MFA for Hospitals: Password Sharing, Workstations, and Other Challenges

Written by Thales.

Healthcare organizations today face an evolving cyber threat landscape, and a range of attacks such as phishing and ransomware that continue to grow in sophistication, leaving patients, doctors, and hospitals nervous. The healthcare industry is one of the most targeted critical infrastructure sectors and the data from various reports is compelling.

• The average cost of a data breach in the healthcare sector is $9.23 million
• Compromised credentials continue to be the most common attack entry point; 61% of data breaches can be traced back to credentials

The security challenge of shared workstations

Shared workstations in hospitals and other healthcare service providers are necessary since they facilitate the smooth operation of critical areas where a large percentage of personnel work in shift rotations taking care of their patients. However, these beneficial devices may become a security threat if robust authentication measures are not implemented.

Shared workstations create extra security vulnerabilities in crucial sectors such as emergency rooms and call centers because of insecure shared workstation behaviors, such as password sharing and the use of post-it notes for passwords. In fact, 46% of employees share work-related passwords for accounts that are used by multiple co-workers. The risk of a shared workstation being unavailable due to a cyberattack should not be underestimated as this can lead to business downtime, affect patient health and treatment, and entail HIPAA compliance penalties.

Password sharing is a HIPAA violation

A HIPAA password sharing policy should prohibit hospitals, doctors, nurses, and employees from sharing passwords that provide access to electronic Protected Health Information (ePHI).

Under the Technical Safeguards of the HIPAA Security Rule, hospitals and healthcare entities are required to create procedures to authenticate the identity of an individual accessing electronic health records (HER) and to assign a unique name or number for identifying and tracking user identity. In addition, the Administrative Safeguards of the HIPAA Security Rule stipulate that healthcare providers must adopt "procedures for creating, modifying, and protecting passwords."

Looking at the provisions of the HIPAA Security Rule, it is evident that sharing passwords to access EHR is a clear violation of HIPAA. Despite that, 73% of respondents to a 2017 study of healthcare professionals reported using a colleague's login credentials to access medical data.

Authentication considerations for healthcare shared workstations

While considering authentication solutions for shared workstation in healthcare environments, organizations should consider the following four factors that will enable them to ensure the security of EHR and compliance with HIPAA without disrupting operations efficiency.

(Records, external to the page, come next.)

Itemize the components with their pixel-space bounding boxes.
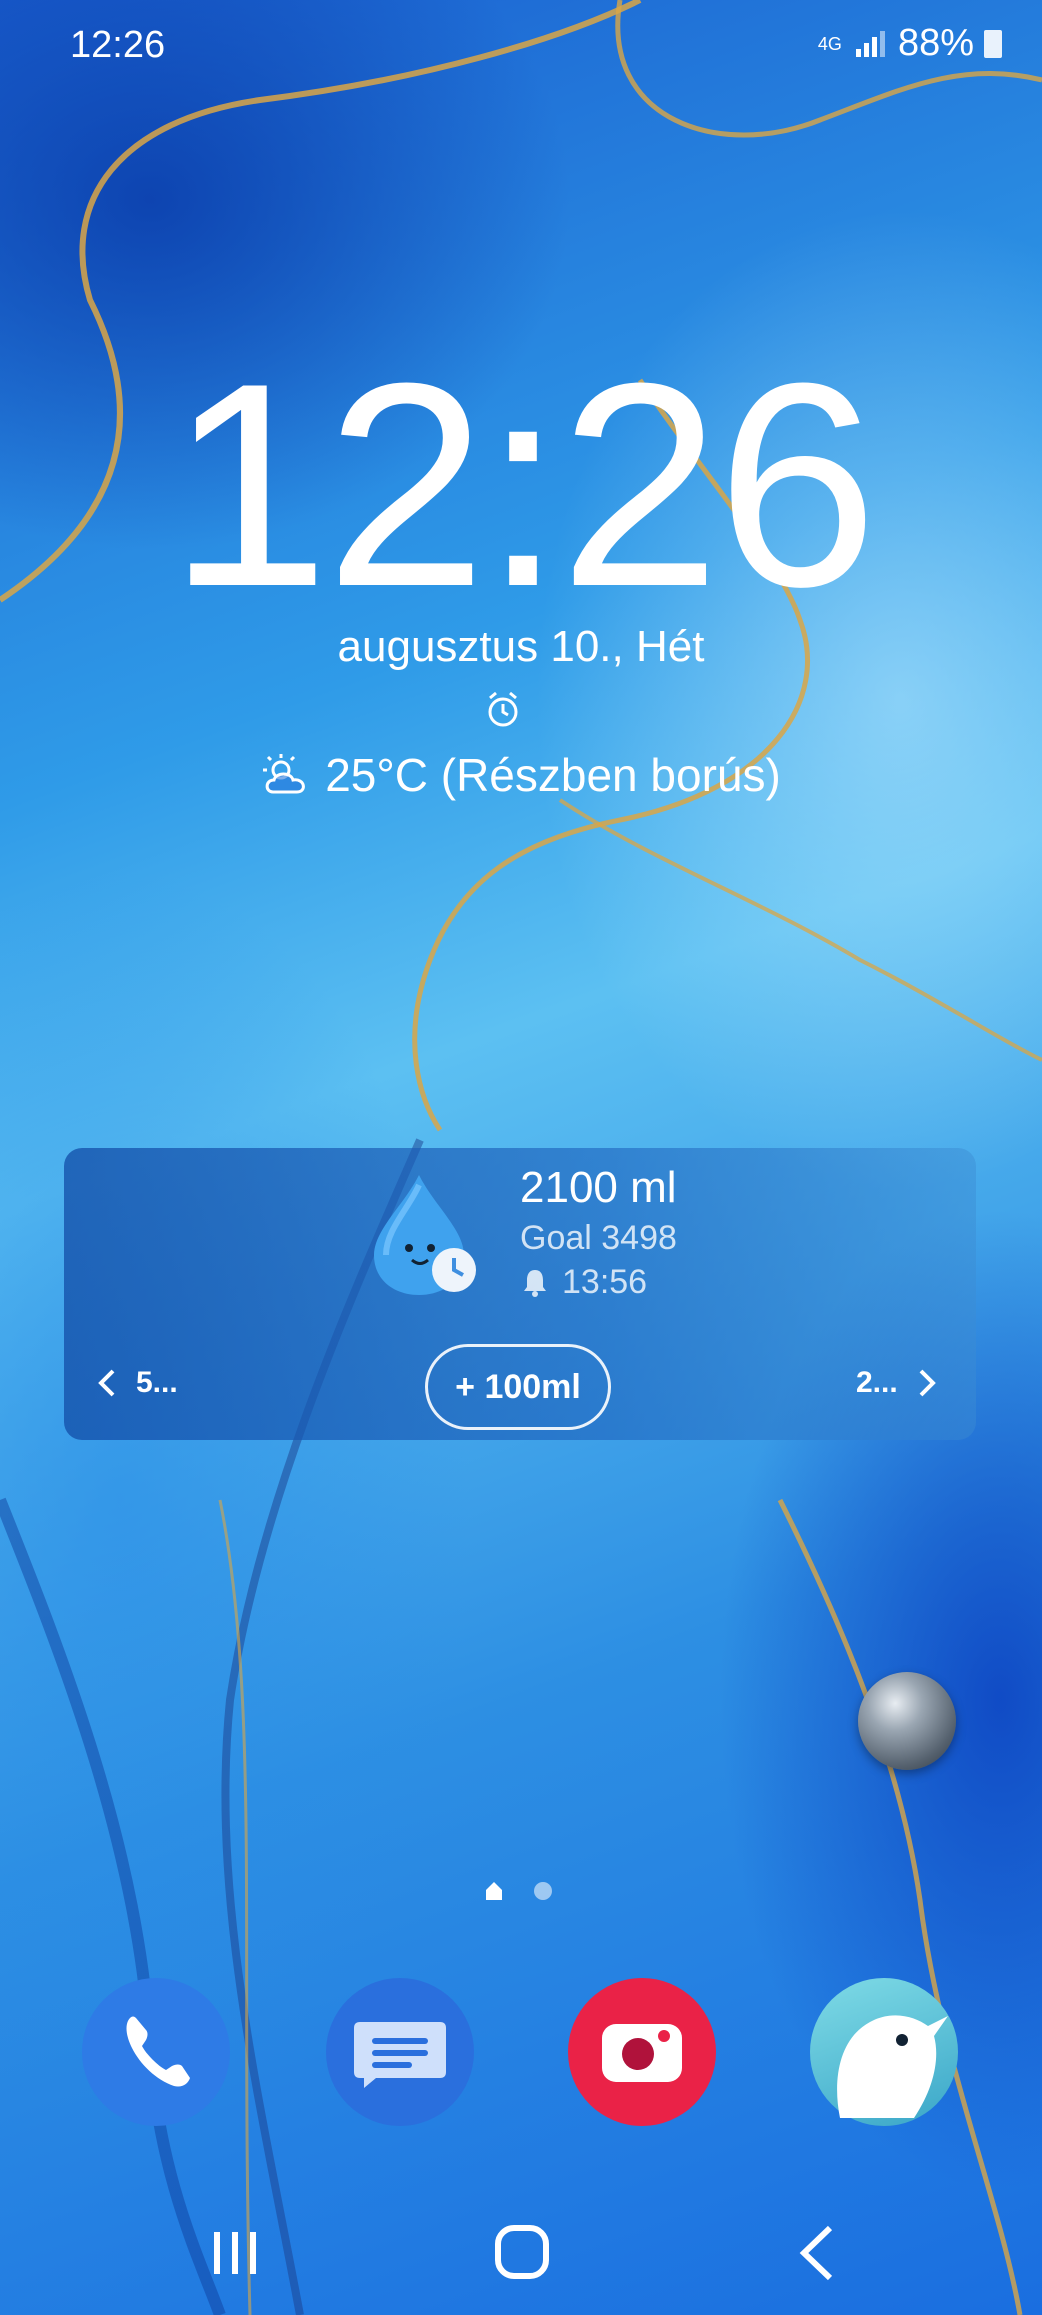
signal-icon: [855, 30, 885, 57]
prev-cup-button[interactable]: 5...: [96, 1366, 178, 1400]
next-cup-button[interactable]: 2...: [856, 1366, 938, 1400]
phone-icon: [126, 2016, 190, 2087]
next-cup-label: 2...: [856, 1366, 898, 1399]
water-goal: Goal 3498: [520, 1219, 677, 1257]
status-indicators: 4G 88%: [818, 22, 1002, 65]
add-water-button[interactable]: + 100ml: [425, 1344, 611, 1430]
status-bar: 12:26 4G 88%: [0, 0, 1042, 96]
back-button[interactable]: [772, 2218, 862, 2288]
battery-icon: [984, 29, 1002, 58]
lockscreen-date: augusztus 10., Hét: [337, 622, 705, 671]
water-drop-icon: [374, 1175, 476, 1295]
chevron-right-icon: [919, 1369, 936, 1397]
floating-assistive-button[interactable]: [858, 1672, 956, 1770]
page-dot: [534, 1882, 552, 1900]
battery-percent: 88%: [897, 22, 974, 64]
dock-messages-app[interactable]: [326, 1978, 474, 2126]
recents-button[interactable]: [190, 2218, 280, 2288]
weather-info[interactable]: 25°C (Részben borús): [0, 748, 1042, 802]
chevron-left-icon: [98, 1369, 115, 1397]
home-page-indicator-icon: [486, 1882, 502, 1900]
page-indicator: [484, 1880, 552, 1902]
navigation-bar: [0, 2210, 1042, 2290]
alarm-icon: [488, 691, 518, 727]
reminder-time: 13:56: [562, 1263, 648, 1301]
status-time: 12:26: [70, 24, 166, 66]
partly-cloudy-icon: [263, 754, 305, 794]
camera-icon: [602, 2024, 682, 2082]
bell-icon: [524, 1269, 546, 1297]
lockscreen-clock: 12:26: [168, 323, 878, 647]
water-amount: 2100 ml: [520, 1163, 677, 1212]
prev-cup-label: 5...: [136, 1366, 178, 1399]
kiwi-bird-icon: [837, 2015, 948, 2118]
dock-camera-app[interactable]: [568, 1978, 716, 2126]
weather-text: 25°C (Részben borús): [325, 749, 781, 801]
dock-phone-app[interactable]: [82, 1978, 230, 2126]
network-type: 4G: [817, 33, 842, 54]
dock-kiwi-browser-app[interactable]: [810, 1978, 958, 2126]
home-button[interactable]: [476, 2218, 566, 2288]
messages-icon: [354, 2022, 446, 2088]
next-reminder: 13:56: [522, 1263, 647, 1302]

1. How do you secure shared devices and EHR with multiple rotating individuals, making sure both the employee accounts are secure and that healthcare professionals are gaining access to only the applications, services, and data they should have access to?
2. How do you provide fast and easy authentication for your healthcare professionals to avoid workflow disruption and unauthorized workarounds?
3. How do you deploy a consistent authentication solution that works in all healthcare related use cases with diverse levels of access requirements?
4. How can you reduce the operational costs related to employee authentication?

How to secure shared workstations in healthcare

The answer to these questions is to move away from insecure passwords that promote unhealthy habits like password sharing.

Phishing resistant MFA

The first obvious option is to deploy multi-factor authentication (MFA). While all MFA methods are not equally safe, they are by far more secure than just having to rely on passwords. When selecting an appropriate MFA solution for healthcare settings, you will have to consider the following:

• Most of the time, mobile phones are restricted in emergency rooms and other critical operational areas inside hospitals.
• US government regulations and EU guidelines mandate the deployment of a phishing resistant MFA method.

The combination of these two requirements means you cannot rely on OTP push notifications provided by authenticator apps installed on mobile phones. Hence, you will need a solution that is based on FIDO2 security keys.

The most recent FIDO standard, FIDO2, employs public key cryptography for enhanced security, with private keys never leaving the authenticator. FIDO2 hardware security keys provide passwordless and multi-factor authentication with a high level of security and an amazing user experience that does not slow down operations where success is only a few seconds away from failure. They provide a portable root of trust that is highly suitable for environments with shared workstations.

Pattern-based authentication

A healthcare professional can produce a one-time passcode using pattern-based authentication without the need for hardware tokens or software apps. The individual is presented with a matrix of cells containing random characters, from which they select a "personal identification pattern" (PIP).

When an employee attempts to authenticate to a shared workstation, a challenge grid comprising random characters is given to them. The individual then enters their PIP characters in the corresponding cells. The outcome is significantly superior to static passwords. Each time the challenge grid appears, the characters in the cells are different, requiring the employee to input a unique passcode each time. In addition, there is no hardware to lose. Pattern-based authentication offers speed and security, both essential in a healthcare environment.